Narain Swamy

Personal information
- Full name: Venkatraman Narayan Swamy
- Born: 23 May 1924 Kozhikode, British India (now in Kerala, India)
- Died: 1 May 1983 (aged 58) Dehra Dun, India
- Batting: Right-handed
- Bowling: Right-arm fast-medium

International information
- National side: India;
- Only Test (cap 76): 19 November 1955 v New Zealand

Career statistics
| Competition | Tests | First-class |
| Matches | 1 | 19 |
| Runs scored | – | 201 |
| Batting average | – | 14.35 |
| 100s/50s | – | 0/1 |
| Top score | – | 53 |
| Balls bowled | 108 | 2936 |
| Wickets | 0 | 68 |
| Bowling average | – | 22.16 |
| 5 wickets in innings | – | 4 |
| 10 wickets in match | – | 0 |
| Best bowling | – | 6/29 |
| Catches/stumpings | 0/– | 8/– |
- Source:

= Narain Swamy =

Indian cricketer

Venkatraman Narayan Swamy (23 May 1924 in near Kozhikode, Kerala – 1 May 1983 in Dehra Dun, India) was an Indian Test cricketer.
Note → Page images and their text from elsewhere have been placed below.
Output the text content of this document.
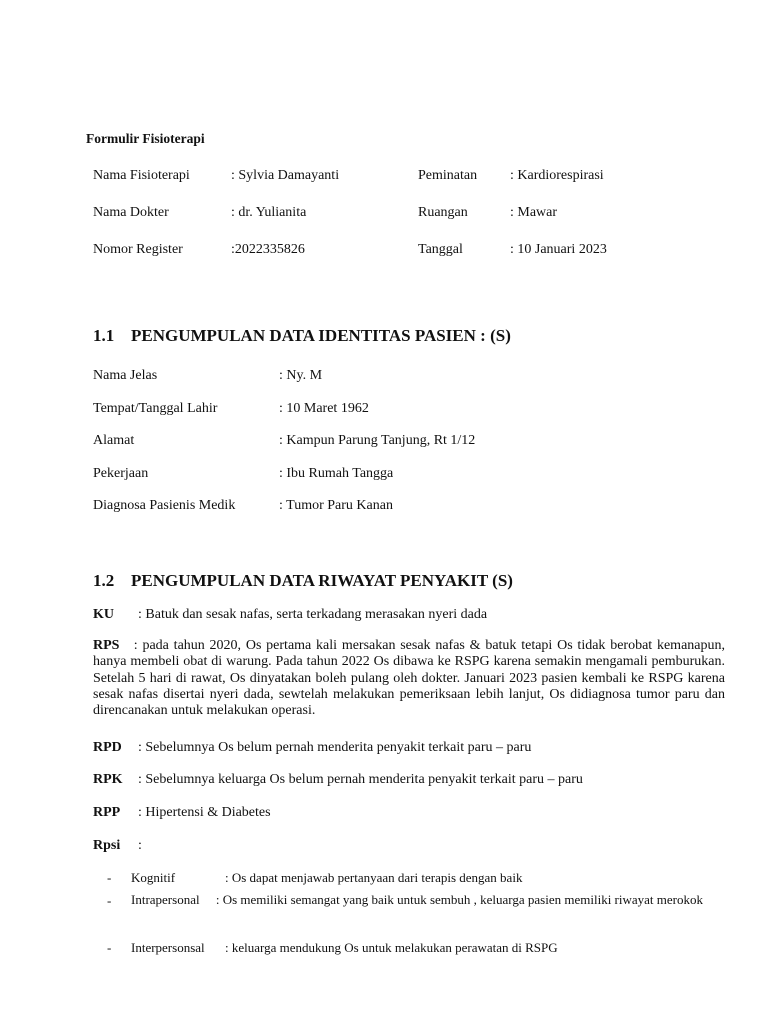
Formulir Fisioterapi
Nama Fisioterapi	: Sylvia Damayanti	Peminatan : Kardiorespirasi
Nama Dokter	: dr. Yulianita	Ruangan	: Mawar
Nomor Register	:2022335826	Tanggal	: 10 Januari 2023
1.1 PENGUMPULAN DATA IDENTITAS PASIEN : (S)
Nama Jelas	: Ny. M
Tempat/Tanggal Lahir	: 10 Maret 1962
Alamat	: Kampun Parung Tanjung, Rt 1/12
Pekerjaan	: Ibu Rumah Tangga
Diagnosa Pasienis Medik	: Tumor Paru Kanan
1.2 PENGUMPULAN DATA RIWAYAT PENYAKIT (S)
KU : Batuk dan sesak nafas, serta terkadang merasakan nyeri dada
RPS : pada tahun 2020, Os pertama kali mersakan sesak nafas & batuk tetapi Os tidak berobat kemanapun, hanya membeli obat di warung. Pada tahun 2022 Os dibawa ke RSPG karena semakin mengamali pemburukan. Setelah 5 hari di rawat, Os dinyatakan boleh pulang oleh dokter. Januari 2023 pasien kembali ke RSPG karena sesak nafas disertai nyeri dada, sewtelah melakukan pemeriksaan lebih lanjut, Os didiagnosa tumor paru dan direncanakan untuk melakukan operasi.
RPD : Sebelumnya Os belum pernah menderita penyakit terkait paru – paru
RPK : Sebelumnya keluarga Os belum pernah menderita penyakit terkait paru – paru
RPP : Hipertensi & Diabetes
Rpsi :
- Kognitif	: Os dapat menjawab pertanyaan dari terapis dengan baik
- Intrapersonal : Os memiliki semangat yang baik untuk sembuh , keluarga pasien memiliki riwayat merokok
- Interpersonsal : keluarga mendukung Os untuk melakukan perawatan di RSPG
Swamy made his Test debut against New Zealand in 1955/56 and played in the first match of the series. He opened the bowling with Dattu Phadkar, took no wickets, did not bat, and was dropped. India tried out different opening bowling pairs in every match of that series.

Swamy started his first-class career with five wickets in an innings in each of his first two matches. He played for Services in the Ranji Trophy from 1951/52 to 1958/59 and took 58 wickets at an average of 19.98.

Swamy did his studies in Madras. He joined the army in 1944 and retired as a major. After his retirement he was on the staff of the Regiment of Artillery association in the Nasik road camp. He was first Kerala-born cricketer to play Tests.